For now, it seems that pasteurization does indeed destroy H5N1 in milk and milk products, just as thorough cooking destroys it in eggs and chicken meat. Persuasively explained, this finding might ease consumer anxiety. But we can also expect waves of disinformation raising doubts about anything said by any government agency. Drinking raw milk will, like refusing vaccination, become an assertion of personal liberty.

It might be tempting to treat infections dairy workers suffer as just another occupational hazard, especially if they’re rarely reported.

But as the USDA preprint warned, every infection moving from cow to human gives the virus more chances to mutate into a form that can move from human to human. Even a handful of fatal H5N1 cases in dairy workers would set off a consumer boycott of dairy products, not to mention still more disinformation campaigns blaming politicians and health agencies.
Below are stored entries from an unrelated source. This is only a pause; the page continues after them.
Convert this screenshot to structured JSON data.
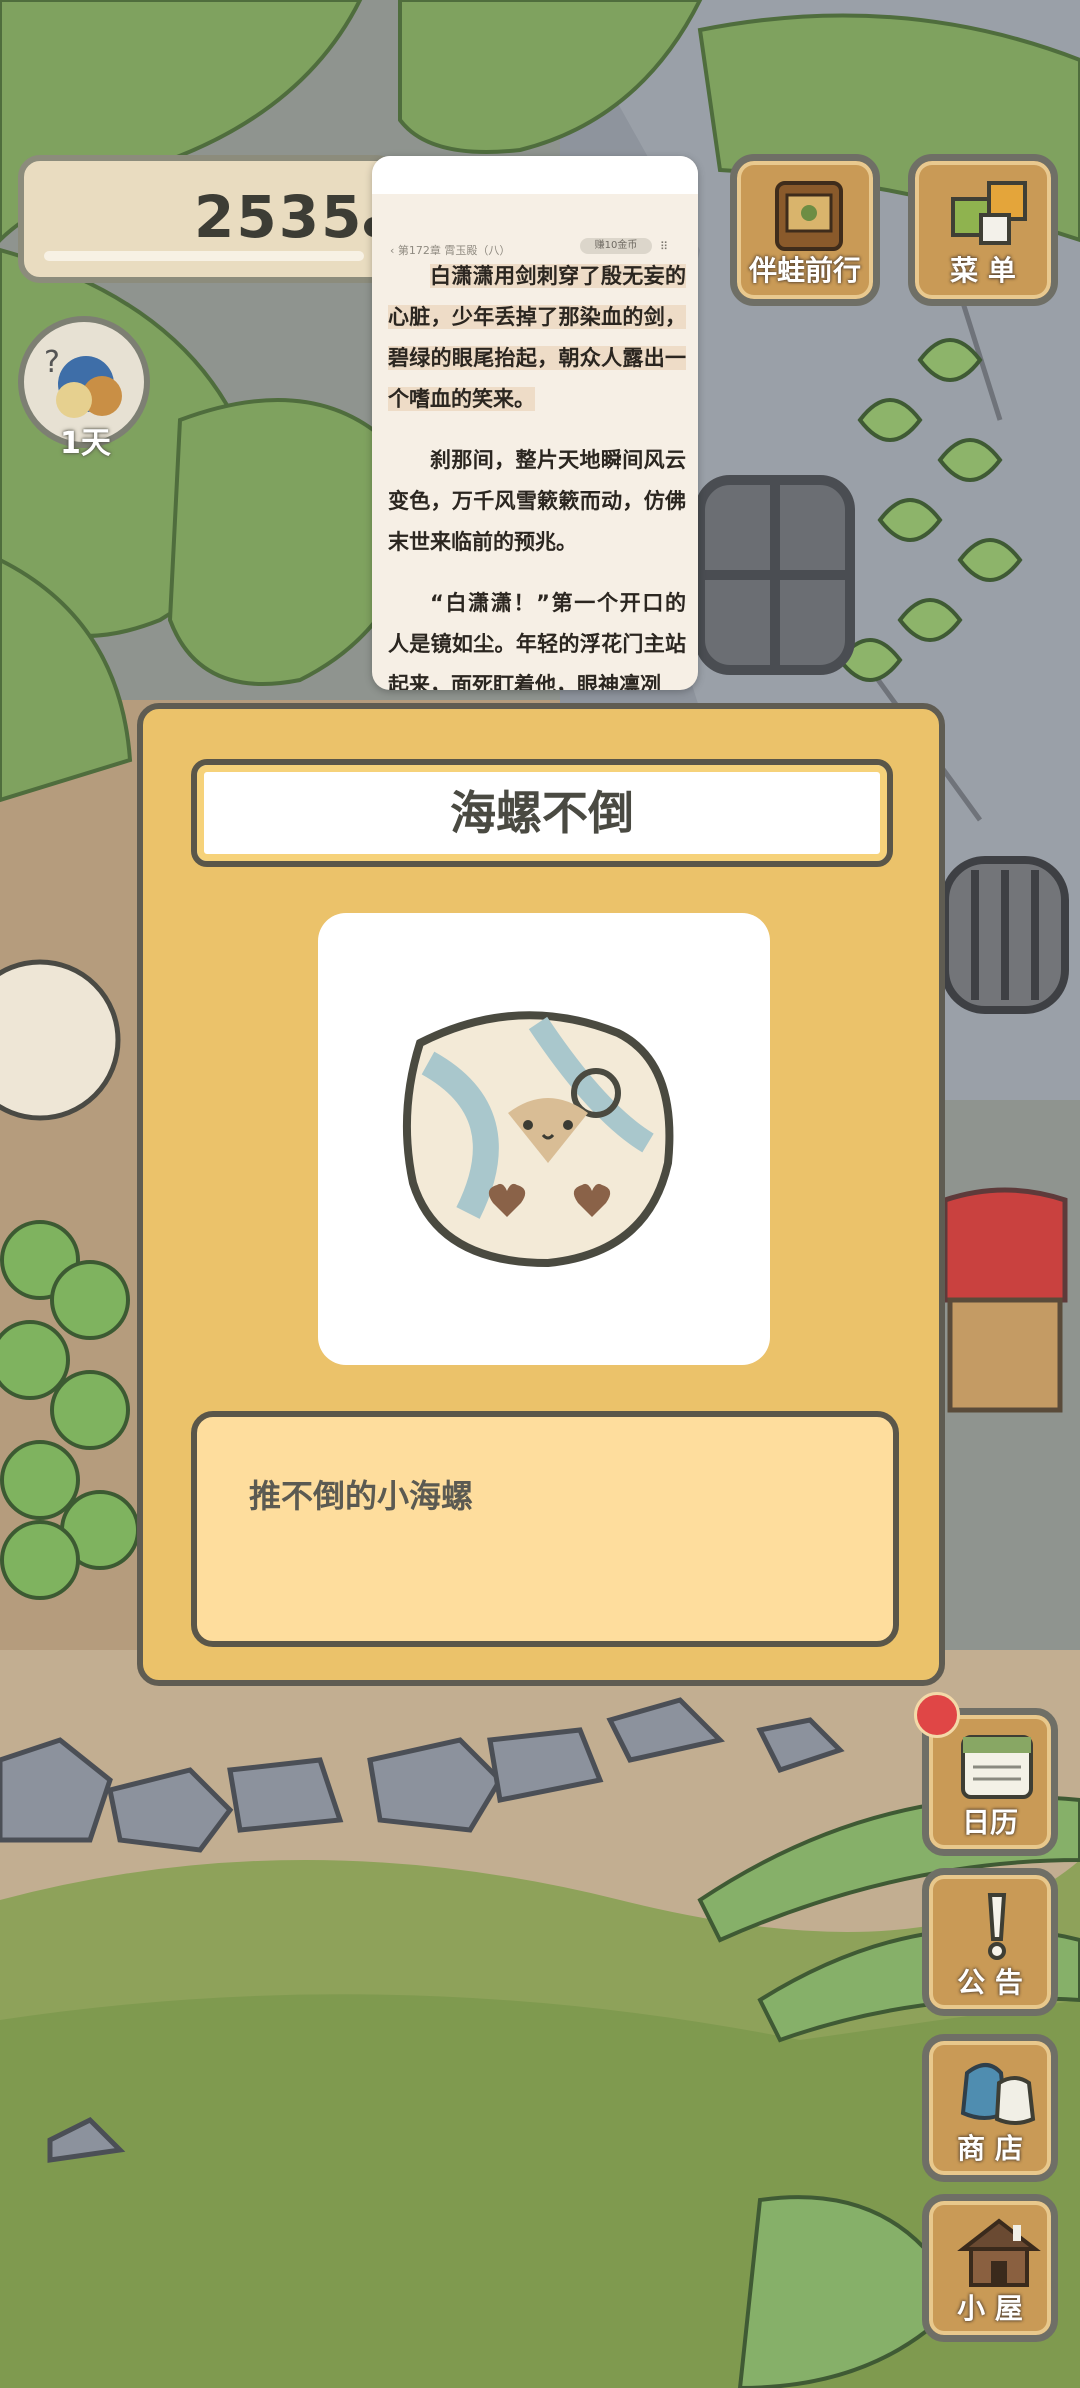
{
  "hud": {
    "clover_count": "2535",
    "day_label": "1天"
  },
  "top_buttons": {
    "travel_label": "伴蛙前行",
    "menu_label": "菜 单"
  },
  "reader": {
    "chapter": "‹ 第172章 霄玉殿（八）",
    "coin_badge": "赚10金币",
    "paragraph_1": "白潇潇用剑刺穿了殷无妄的心脏，少年丢掉了那染血的剑，碧绿的眼尾抬起，朝众人露出一个嗜血的笑来。",
    "paragraph_2": "刹那间，整片天地瞬间风云变色，万千风雪簌簌而动，仿佛末世来临前的预兆。",
    "paragraph_3": "“白潇潇！”第一个开口的人是镜如尘。年轻的浮花门主站起来，面死盯着他，眼神凛冽"
  },
  "item_card": {
    "title": "海螺不倒",
    "description": "推不倒的小海螺"
  },
  "side_buttons": {
    "calendar_label": "日历",
    "notice_label": "公 告",
    "shop_label": "商 店",
    "house_label": "小 屋"
  },
  "icons": {
    "clover": "clover-leaf-icon",
    "calendar": "calendar-icon",
    "notice": "exclamation-icon",
    "shop": "bags-icon",
    "house": "house-icon",
    "travel": "photo-album-icon",
    "menu": "menu-tiles-icon"
  },
  "colors": {
    "card_bg": "#ebc26a",
    "desc_bg": "#fedd9d",
    "wood": "#c99a56",
    "notify": "#e04646"
  }
}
For now, Canada’s in the clear

We in Canada are so far in the clear. The Canadian Food Inspection Agency said in mid-April that it hadn’t detected H5N1 in dairy cows or any other livestock. Now it’s actively searching for H5N1 in dairy cattle and in grocery-store milk.

Importing infected cattle from the United States could change the situation, but Canada imports few if any American dairy cows. The trade is in dairy products, not in livestock.

We have one factor working in our favour. Unlike in the United States, only 1.6 per cent of Canadian dairy workers are foreign workers. Any H5N1 infections among dairy workers would (one hopes) be diagnosed and reported at once, while prompting still more surveillance and testing.

The political implications in both the United States and Canada are daunting. In the United States, most of the H5N1-positive states are run by Republicans who will find a way to blame Joe Biden’s Democrats for the outbreak and the government’s response. (If Donald Trump wins the presidential election, matters will only get worse.) Justin Trudeau’s Liberals will come under attack by Pierre Poilievre’s Conservatives for perceived failure to prepare and prevent similar outbreaks here — especially in Ontario and Quebec, where dairy farmers have political clout.

Health agencies will be under intense pressure from their political masters to minimize the problem, while also trying to “follow the science,” which may tell them they’re facing a disaster.

Both Canada and the United States have one good opportunity to reduce the pressure: risk communication. It was horribly botched in the early days of the COVID-19 pandemic, especially by Donald Trump, but explaining H5N1 honestly and clearly, in terms that ordinary people can understand, should enable those people to take the right steps to reduce their risk of infection.

To be that persuasive, politicians and public health officials will also have to admit that they’ve communicated very badly since COVID-19 arrived. That confession may be very hard to make.

Good risk communication, however, would sharply mitigate any harm done by H5N1, and prepare us all to face whatever virus triggers the inevitable pandemic in our future.